Es cierto que en los últimos años han aumentado los casos de cáncer orofaríngeo (en la base de la lengua, la garganta, las amígdalas y el paladar blando), y que este aumento puede explicarse, en parte, por la relación de esta enfermedad con el virus de transmisión sexual VPH, o virus del papiloma humano. Así lo detalla un informe de la American Cancer Society: “La razón para el aumento en los cánceres asociados con VPH no está clara, aunque se cree que podría deberse a cambios en las prácticas sexuales en las últimas décadas, particularmente a un aumento en el sexo oral”. En efecto, esta práctica sexual puede derivar en un cáncer orofaríngeo. Sin embargo no es, ni mucho menos, lo más común. Para empezar, existen otros factores de riesgo para contraer este tipo de cáncer, como el alcohol o el tabaco.
Además, en lo que suele derivar el virus del papiloma humano es en otro tipo de problemas, por lo general benignos, como las verrugas genitales. En la mayoría de los casos no llega a evolucionar en un cáncer (aunque cuando esto sucede, puede ser también cáncer de cérvix, útero, ano y pene). Es más, la mayoría de infecciones por el virus del papiloma humano acaban desapareciendo solas, sin necesidad de ningún tipo de tratamiento. En resumen, el porcentaje de personas que desarrollan este tipo de tumor debido a una infección de VPH es realmente bajo.
Por otro lado, es importante saber que existe una vacuna para el VPH para prevenir el cáncer cervical y anal, aunque todavía no se ha podido demostrar que sirva también para prevenir el cáncer orofaríngeo. Mientras este dato no se confirme, lo mejor para evitar esta enfermedad es tener unos hábitos de vida saludables, no descuidar la higiene íntima y bucal, usar protección durante las relaciones sexuales y, en el caso de las mujeres, realizarse la prueba del VPH, con citologías periódicas. (Para los hombres no existe todavía una prueba general y fiable para detectar el virus). En el caso de que se descubra la infección, no puede hacerse más que esperar a que desaparezca (que como ya hemos comentado, ocurre en la mayoría de casos), y hacer un seguimiento que permita detectar rápidamente cualquier posible enfermedad relacionada. Si se desarrolla un cáncer orofaríngeo será necesaria la cirugía, seguida de sesiones de quimioterapia y radioterapia. La buena noticia es que hablamos de un tipo de cáncer que suele responder rápido al tratamiento, con mayor porcentaje de curaciones que los provocados por el alcohol y el tabaco.

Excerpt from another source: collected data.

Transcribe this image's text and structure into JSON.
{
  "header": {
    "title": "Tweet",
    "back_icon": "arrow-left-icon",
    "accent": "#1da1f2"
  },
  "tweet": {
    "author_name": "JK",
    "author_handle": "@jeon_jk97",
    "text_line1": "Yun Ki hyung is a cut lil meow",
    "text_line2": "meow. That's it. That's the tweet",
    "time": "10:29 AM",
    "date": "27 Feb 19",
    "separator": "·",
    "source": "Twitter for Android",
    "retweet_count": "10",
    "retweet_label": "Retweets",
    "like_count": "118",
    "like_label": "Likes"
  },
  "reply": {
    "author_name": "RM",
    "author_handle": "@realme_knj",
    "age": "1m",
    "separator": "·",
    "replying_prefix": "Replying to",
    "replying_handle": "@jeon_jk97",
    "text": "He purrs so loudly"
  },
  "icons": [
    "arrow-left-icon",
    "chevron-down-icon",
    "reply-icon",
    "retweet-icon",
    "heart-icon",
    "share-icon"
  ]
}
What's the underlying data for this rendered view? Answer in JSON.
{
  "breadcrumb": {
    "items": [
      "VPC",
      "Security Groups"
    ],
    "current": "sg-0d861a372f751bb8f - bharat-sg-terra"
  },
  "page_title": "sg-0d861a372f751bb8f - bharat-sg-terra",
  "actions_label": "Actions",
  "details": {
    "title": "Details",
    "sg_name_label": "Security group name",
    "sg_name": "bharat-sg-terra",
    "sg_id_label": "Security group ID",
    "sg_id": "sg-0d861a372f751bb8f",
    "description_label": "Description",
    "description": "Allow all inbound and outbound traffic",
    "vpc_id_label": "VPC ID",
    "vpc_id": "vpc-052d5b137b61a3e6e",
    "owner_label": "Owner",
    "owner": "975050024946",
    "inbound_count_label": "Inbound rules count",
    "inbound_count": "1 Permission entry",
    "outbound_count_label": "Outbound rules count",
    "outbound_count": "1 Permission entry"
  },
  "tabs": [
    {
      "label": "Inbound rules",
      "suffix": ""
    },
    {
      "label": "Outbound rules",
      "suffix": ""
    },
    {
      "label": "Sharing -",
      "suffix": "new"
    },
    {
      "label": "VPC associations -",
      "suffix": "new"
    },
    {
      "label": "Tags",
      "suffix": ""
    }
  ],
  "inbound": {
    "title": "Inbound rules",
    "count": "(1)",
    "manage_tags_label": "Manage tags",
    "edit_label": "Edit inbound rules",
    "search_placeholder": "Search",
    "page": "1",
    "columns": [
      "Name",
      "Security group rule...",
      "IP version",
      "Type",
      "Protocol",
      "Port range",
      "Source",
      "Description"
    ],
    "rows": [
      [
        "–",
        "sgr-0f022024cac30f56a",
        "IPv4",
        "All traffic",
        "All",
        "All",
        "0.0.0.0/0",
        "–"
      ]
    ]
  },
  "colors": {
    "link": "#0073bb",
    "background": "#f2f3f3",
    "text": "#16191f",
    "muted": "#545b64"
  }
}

En Estados Unidos, tan sólo el 1’3% de las muertes por cáncer de cada año son por cáncer de boca y garganta. Y, como hemos visto, el VPH no es, ni mucho menos, el único motivo que puede desencadenar esta enfermedad, con lo que este porcentaje sería todavía más reducido. Se han iniciado estudios sobre la conveniencia de la vacunación tanto a edades tempranas como más avanzadas en ambos sexos, sin que por el momento podamos establecer ningún criterio sobre su conveniencia. A la vista está el caso del propio Michael Douglas, que enfermó en agosto de 2010 y se recuperó en enero de 2011, sin haber vuelto a recaer desde entonces.